Тут же «союзникам» показали горы всяких трофеев: орудия, снаряды, патроны, двуколки, — но, разумеется, не информировали их о том, что все это добро уже раз десять за время гражданской войны переходило из рук в руки.
«Возвращаясь в Бутурлиновку, — повествует корреспондент, — «союзники» с умилением наблюдали, как воронежские крестьяне с сердечностью и радостью встречают вождя Дона».
В Бутурлиновке их угостил роскошным обедом богатейший фабрикант обуви Кащенко. Этим братаньем англо-французских офицеров с русским капиталистом окончилась вся эта бутафорская история со встречей союзников.
Донской генерал Алферов отвез их в Екатеринодар. Там им задал сильную головомойку генерал Пуль, недовольный тем, что они без его ведома проехали на Дон и позволили чествовать себя точно иностранных послов.
— Когда старшие офицеры вышли из кабинета Пуля, — рассказывал мне Алферов, — то были в самых расстроенных чувствах. Англичанин еще ничего, крепился, но на экспансивном французе лица не было.
В декабре ген. Пуль сам стал собираться на Дон. Поближе присмотревшись к южно-русской действительности, он понял, что Деникин на юге далеко еще не все. Краснова покамест нельзя было обойти тем, кто хотел восстановления России, способной уплатить старые долги. «В начале будущей недели в Новочеркасск ожидается приезд английского генерала Пуля. Ему будет оказан чисто деловой прием; никаких торжественных встреч не предполагается», — сообщали 8 декабря «Донские Ведомости».
Пуль задался серьезной, разумной целью — убедить Краснова в необходимости объединить командование всеми южно-русскими армиями в одних руках.
Честные маклеры более, чем сами русские «патриоты», старались «спасать» великую и неделимую.

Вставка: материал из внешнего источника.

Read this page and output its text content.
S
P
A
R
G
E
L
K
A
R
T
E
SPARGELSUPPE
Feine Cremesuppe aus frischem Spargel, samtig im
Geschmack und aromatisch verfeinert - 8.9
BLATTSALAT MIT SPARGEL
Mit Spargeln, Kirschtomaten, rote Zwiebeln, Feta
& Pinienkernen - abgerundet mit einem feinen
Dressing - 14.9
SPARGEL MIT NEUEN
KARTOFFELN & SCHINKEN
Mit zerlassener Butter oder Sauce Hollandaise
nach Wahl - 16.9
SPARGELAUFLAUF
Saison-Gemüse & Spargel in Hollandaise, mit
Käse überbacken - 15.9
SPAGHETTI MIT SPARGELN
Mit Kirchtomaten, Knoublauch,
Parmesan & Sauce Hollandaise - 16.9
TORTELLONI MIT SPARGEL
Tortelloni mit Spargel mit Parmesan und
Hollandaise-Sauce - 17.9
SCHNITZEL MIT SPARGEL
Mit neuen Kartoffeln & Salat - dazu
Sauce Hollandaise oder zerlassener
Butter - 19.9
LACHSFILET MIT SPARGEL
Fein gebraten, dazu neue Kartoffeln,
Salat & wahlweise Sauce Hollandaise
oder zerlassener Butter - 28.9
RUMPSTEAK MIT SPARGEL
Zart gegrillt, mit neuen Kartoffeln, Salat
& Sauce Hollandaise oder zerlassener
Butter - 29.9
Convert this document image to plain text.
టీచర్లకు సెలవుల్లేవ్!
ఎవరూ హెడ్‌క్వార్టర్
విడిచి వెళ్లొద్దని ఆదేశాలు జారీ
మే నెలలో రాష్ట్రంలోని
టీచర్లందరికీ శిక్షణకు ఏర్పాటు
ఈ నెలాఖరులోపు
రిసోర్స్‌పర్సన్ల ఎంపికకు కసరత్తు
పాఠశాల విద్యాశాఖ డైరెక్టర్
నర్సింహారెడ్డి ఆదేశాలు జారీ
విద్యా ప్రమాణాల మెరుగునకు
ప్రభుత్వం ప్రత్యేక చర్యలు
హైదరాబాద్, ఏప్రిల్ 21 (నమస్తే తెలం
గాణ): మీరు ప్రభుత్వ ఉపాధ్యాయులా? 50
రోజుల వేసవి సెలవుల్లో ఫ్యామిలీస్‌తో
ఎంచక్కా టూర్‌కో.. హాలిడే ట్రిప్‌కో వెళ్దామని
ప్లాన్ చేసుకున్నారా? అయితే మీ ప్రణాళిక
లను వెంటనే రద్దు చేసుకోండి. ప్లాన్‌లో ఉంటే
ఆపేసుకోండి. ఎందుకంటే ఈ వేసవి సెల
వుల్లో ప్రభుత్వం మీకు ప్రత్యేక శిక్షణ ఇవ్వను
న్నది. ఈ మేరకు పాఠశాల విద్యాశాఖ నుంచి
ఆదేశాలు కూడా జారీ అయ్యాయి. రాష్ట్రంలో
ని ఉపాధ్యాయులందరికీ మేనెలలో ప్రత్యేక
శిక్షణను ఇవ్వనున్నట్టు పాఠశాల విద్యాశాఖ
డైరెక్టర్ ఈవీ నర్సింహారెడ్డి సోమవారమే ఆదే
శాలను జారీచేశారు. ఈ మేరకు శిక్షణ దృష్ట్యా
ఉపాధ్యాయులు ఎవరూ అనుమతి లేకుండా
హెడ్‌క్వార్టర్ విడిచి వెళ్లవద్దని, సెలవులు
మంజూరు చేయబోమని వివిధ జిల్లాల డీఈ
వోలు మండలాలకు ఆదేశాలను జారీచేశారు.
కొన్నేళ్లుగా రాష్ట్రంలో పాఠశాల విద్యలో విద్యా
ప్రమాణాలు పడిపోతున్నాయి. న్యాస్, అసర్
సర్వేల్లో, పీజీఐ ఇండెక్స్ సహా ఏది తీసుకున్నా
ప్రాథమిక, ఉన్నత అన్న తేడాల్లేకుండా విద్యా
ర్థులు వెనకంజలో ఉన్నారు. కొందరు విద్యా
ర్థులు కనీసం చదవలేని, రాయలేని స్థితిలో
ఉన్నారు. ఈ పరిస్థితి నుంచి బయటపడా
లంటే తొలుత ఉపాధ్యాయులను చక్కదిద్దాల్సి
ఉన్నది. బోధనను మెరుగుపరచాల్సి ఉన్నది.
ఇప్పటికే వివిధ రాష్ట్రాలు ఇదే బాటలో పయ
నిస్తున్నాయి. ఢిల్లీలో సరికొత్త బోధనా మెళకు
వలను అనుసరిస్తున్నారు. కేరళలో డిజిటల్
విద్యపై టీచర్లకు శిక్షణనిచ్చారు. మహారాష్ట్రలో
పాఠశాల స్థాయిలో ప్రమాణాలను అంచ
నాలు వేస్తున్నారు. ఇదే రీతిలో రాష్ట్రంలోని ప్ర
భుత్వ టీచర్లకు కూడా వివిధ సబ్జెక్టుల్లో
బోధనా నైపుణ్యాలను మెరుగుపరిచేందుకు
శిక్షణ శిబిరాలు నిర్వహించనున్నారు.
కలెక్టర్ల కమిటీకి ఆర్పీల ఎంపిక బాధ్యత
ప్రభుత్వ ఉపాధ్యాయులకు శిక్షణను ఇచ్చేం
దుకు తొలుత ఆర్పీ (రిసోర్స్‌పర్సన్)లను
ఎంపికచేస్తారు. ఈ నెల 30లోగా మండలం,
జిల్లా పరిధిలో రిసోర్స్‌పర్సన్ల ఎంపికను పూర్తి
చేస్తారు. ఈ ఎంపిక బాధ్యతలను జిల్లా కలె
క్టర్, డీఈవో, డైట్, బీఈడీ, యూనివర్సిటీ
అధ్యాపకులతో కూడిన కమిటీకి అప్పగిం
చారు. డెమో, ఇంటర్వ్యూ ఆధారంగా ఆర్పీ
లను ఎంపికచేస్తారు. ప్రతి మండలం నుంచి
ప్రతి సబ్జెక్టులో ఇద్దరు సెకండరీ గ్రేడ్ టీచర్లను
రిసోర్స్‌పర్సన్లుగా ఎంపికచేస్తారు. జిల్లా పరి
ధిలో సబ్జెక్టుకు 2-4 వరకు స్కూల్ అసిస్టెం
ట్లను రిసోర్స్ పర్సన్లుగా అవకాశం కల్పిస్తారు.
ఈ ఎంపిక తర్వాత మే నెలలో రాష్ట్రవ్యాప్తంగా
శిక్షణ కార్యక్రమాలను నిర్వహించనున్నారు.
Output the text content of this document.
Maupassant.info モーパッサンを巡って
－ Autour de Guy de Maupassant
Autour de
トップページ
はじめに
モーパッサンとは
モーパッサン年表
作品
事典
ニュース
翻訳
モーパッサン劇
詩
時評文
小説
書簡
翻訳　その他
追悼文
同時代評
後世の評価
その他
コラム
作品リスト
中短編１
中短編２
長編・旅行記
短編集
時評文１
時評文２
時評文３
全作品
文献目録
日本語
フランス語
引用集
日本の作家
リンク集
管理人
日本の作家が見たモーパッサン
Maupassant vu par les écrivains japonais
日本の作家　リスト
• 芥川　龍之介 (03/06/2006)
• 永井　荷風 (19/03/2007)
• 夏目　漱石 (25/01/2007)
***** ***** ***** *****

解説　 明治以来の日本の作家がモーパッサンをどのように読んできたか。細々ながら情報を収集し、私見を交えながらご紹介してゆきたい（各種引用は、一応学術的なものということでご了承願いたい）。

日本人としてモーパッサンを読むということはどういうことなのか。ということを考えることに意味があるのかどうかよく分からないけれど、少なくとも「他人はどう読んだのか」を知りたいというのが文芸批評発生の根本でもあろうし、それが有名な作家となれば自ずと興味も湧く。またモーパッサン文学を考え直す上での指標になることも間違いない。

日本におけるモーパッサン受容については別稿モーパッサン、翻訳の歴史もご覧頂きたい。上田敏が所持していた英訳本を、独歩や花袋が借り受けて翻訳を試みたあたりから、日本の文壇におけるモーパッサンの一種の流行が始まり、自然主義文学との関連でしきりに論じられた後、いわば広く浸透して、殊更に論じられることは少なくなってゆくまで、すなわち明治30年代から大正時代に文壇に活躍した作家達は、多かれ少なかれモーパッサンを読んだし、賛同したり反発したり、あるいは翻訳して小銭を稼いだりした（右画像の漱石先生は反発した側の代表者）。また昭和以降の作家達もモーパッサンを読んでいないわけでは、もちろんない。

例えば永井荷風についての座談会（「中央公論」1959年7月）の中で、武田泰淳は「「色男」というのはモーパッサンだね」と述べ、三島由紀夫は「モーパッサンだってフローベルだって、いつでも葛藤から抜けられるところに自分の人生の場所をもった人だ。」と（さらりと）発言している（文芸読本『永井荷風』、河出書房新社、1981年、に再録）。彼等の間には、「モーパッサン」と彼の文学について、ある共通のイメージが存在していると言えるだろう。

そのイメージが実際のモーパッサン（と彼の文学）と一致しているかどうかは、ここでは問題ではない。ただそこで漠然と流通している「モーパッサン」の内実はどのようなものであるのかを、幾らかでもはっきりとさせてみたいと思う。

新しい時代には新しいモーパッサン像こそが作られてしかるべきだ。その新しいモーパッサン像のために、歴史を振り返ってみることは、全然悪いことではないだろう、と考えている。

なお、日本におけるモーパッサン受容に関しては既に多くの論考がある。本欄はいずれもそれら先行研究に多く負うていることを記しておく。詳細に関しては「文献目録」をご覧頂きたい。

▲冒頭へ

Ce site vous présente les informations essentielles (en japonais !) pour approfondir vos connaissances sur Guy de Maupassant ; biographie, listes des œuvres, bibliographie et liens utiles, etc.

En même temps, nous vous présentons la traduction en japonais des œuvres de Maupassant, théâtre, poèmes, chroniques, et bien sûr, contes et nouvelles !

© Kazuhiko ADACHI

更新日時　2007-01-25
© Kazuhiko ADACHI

Истинную причину всех этих стараний более или менее откровенно разъяснил чешский торговый представитель Идрик, сказавший 19 ноября в Раде:
— Симпатии Европы к России, особенно к казачеству Кубани, основаны не только на чувстве, но и на рассудке. Экономисты и политики Чехии думают о том, как воссоединить в будущем не только Россию, но и Чехию с Россией. Разрабатываются проекты политического и экономического сближения, в частности товарообмена с Кубанью.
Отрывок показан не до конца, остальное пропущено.